Putin critic Alexei Navalny 'won't be allowed' to die in prison, says Ambassador

Jailed Russian opposition activist Alexei Navalny will not be allowed to die behind bars despite his hunger strike, the Kremlin's ambassador to Britain insisted yesterday(SUN).

Andrei Kelin said the imprisoned 44-year-old, a prominent critic of President Vladimir Putin and who accuses Moscow of trying to kill him in a novichok nerve agent attack last August(2020), would be freed “if he behaves normally”.

“Of course he will not be allowed to die in prison,” said the envoy.

“Mr Navalny, he behaves like a hooligan absolutely in trying to violate every rule that has been established.

“His purpose through all of that is to attract attention for him.”

Mr Navalny has been on a hunger strike for 19 days, to demand proper treatment for acute back pain and leg numbness.

Doctors say recent blood test results suggest he could suffer cardiac arrest or kidney failure at any moment.

Mr Kelin said: "He has got necessary medical treatment and believe me we will be able to take care of his medical treatment."

Russian Ambassador Andrei Kelin (BBC/AFP via Getty Images)

He added that Mr Navalny, who is serving a two-and-a-half-year jail term, would be released from earlier if "he will behave normally".

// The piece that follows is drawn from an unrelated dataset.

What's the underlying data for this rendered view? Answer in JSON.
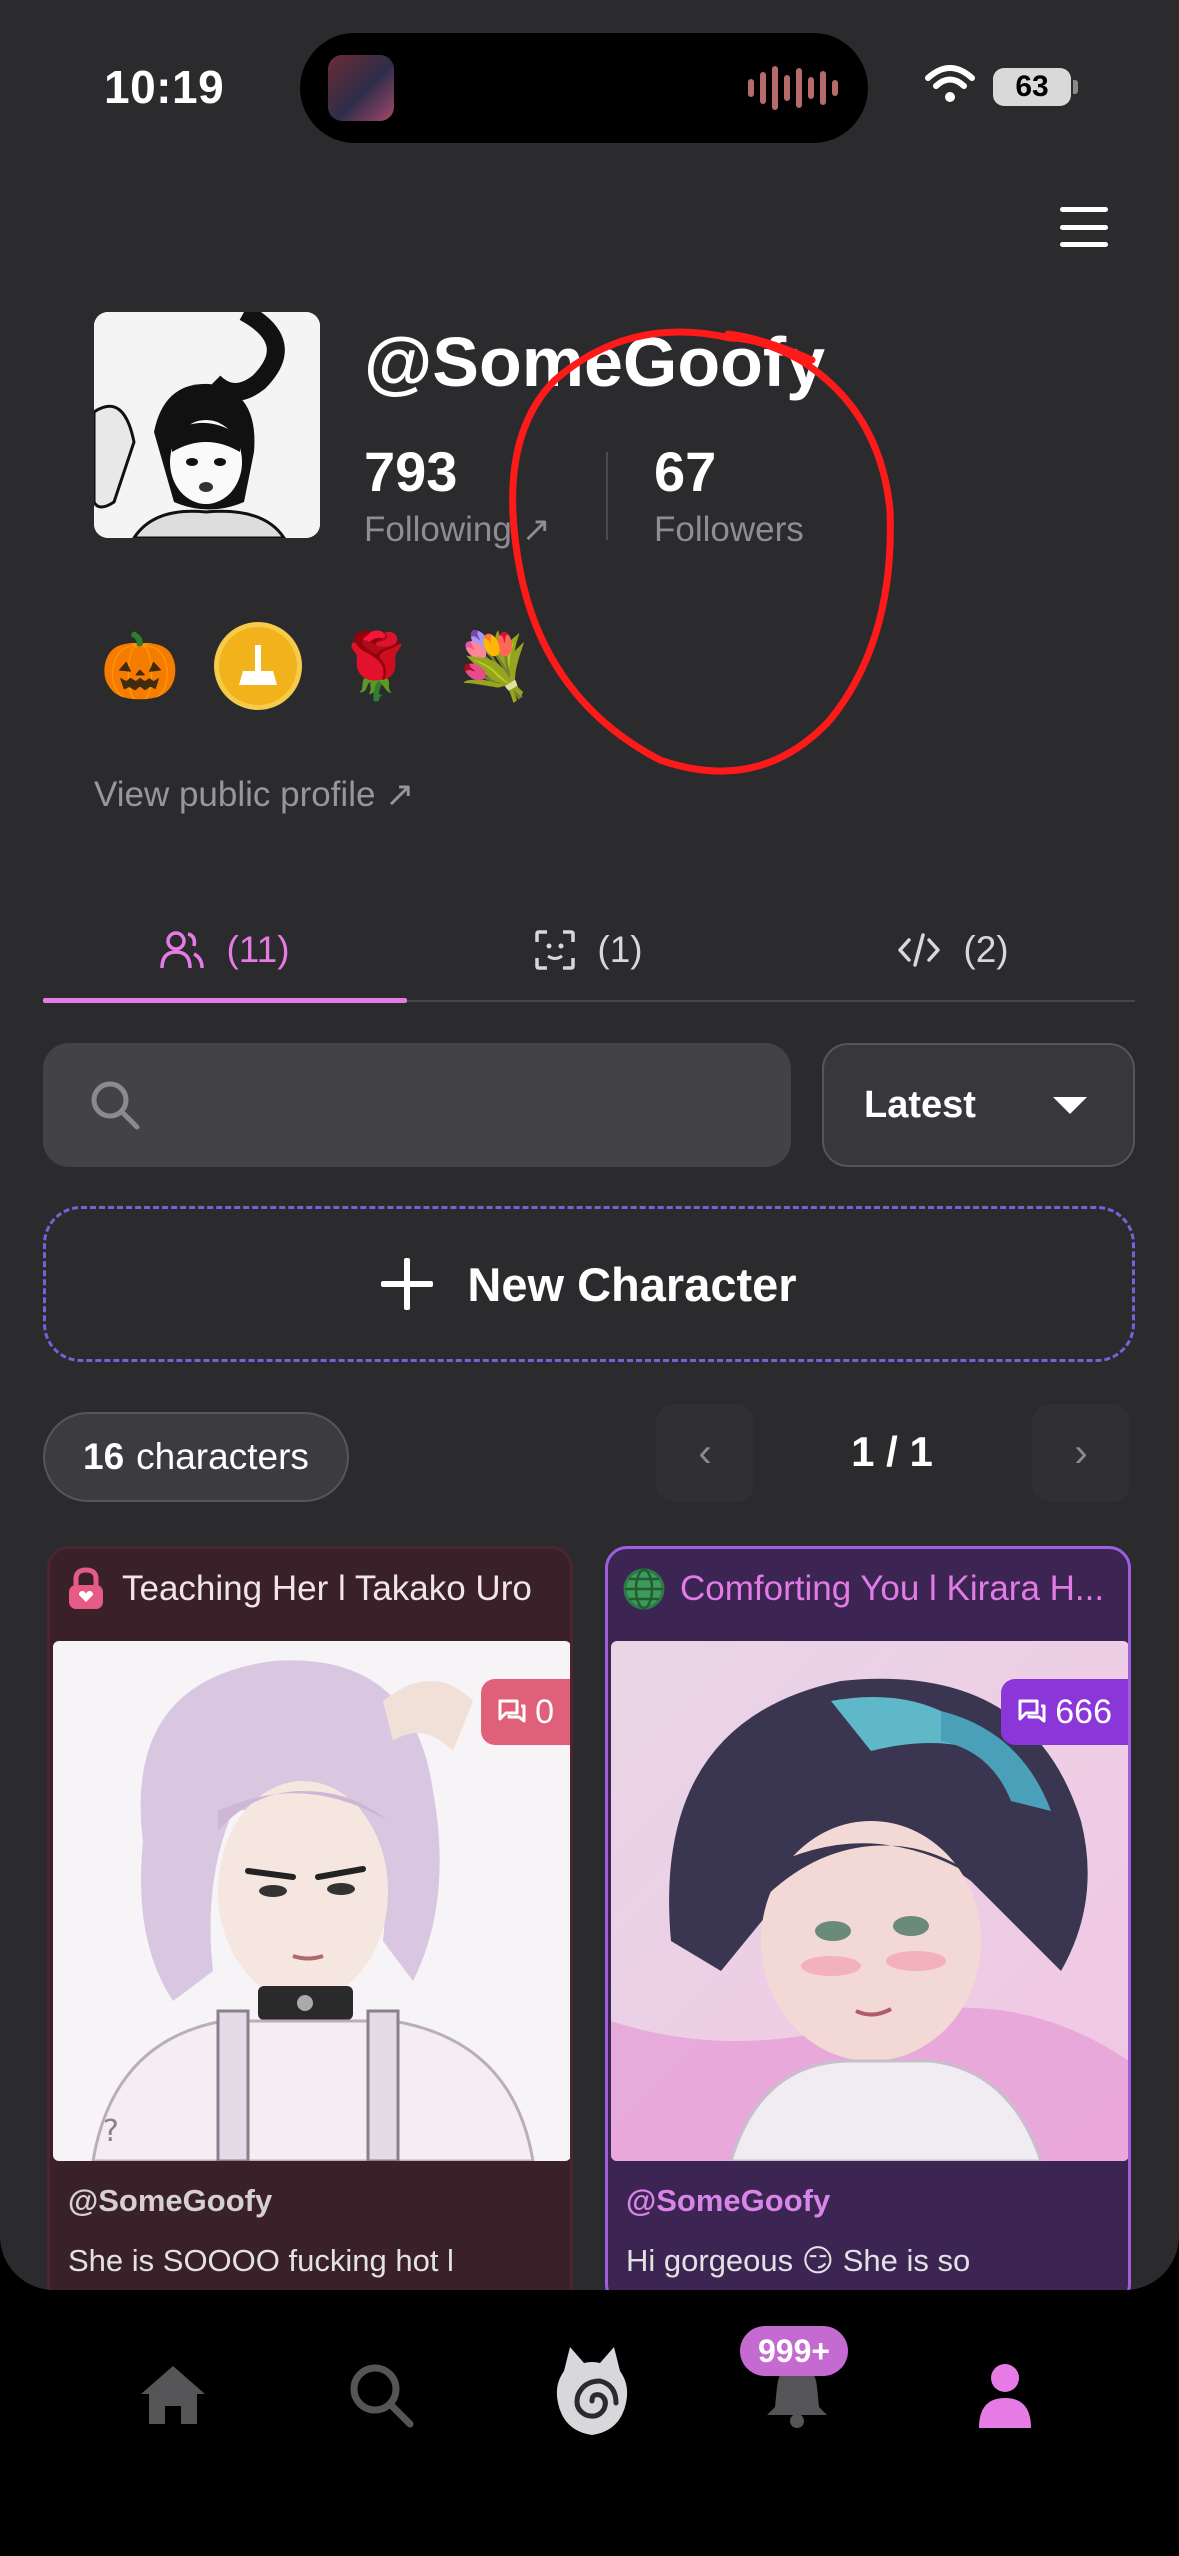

The London-based diplomat also denied Russia and the Ukraine were close to war amid a build-up of Russian troops on the border, describing it as a "normal preparedness exercises".

But he warned: "Russia will respond if Ukraine starts a bloodbath.”

Relations between Moscow and its neighbour have left many fearing conflict, with tens of thousands of soldiers massing on the frontier.

The countries are thought to be the closest to battle than at any time since violence flared in 2014 in eastern Ukraine between government forces and separatists loyal to Russia.

"We are moving troops to tell Ukraine that there will be a price if they decide to advance on this territory and make a bloodbath on it,” Mr Kelin told BBC1's The Andrew Marr Show.

"Inside the Ukraine, on the line of demarcation between the self-declared republics of Donbass and others, there are 60,000 Ukrainian troops and this build-up continues.

“We need to be prepared for that, and the Russian army is prepared for that.”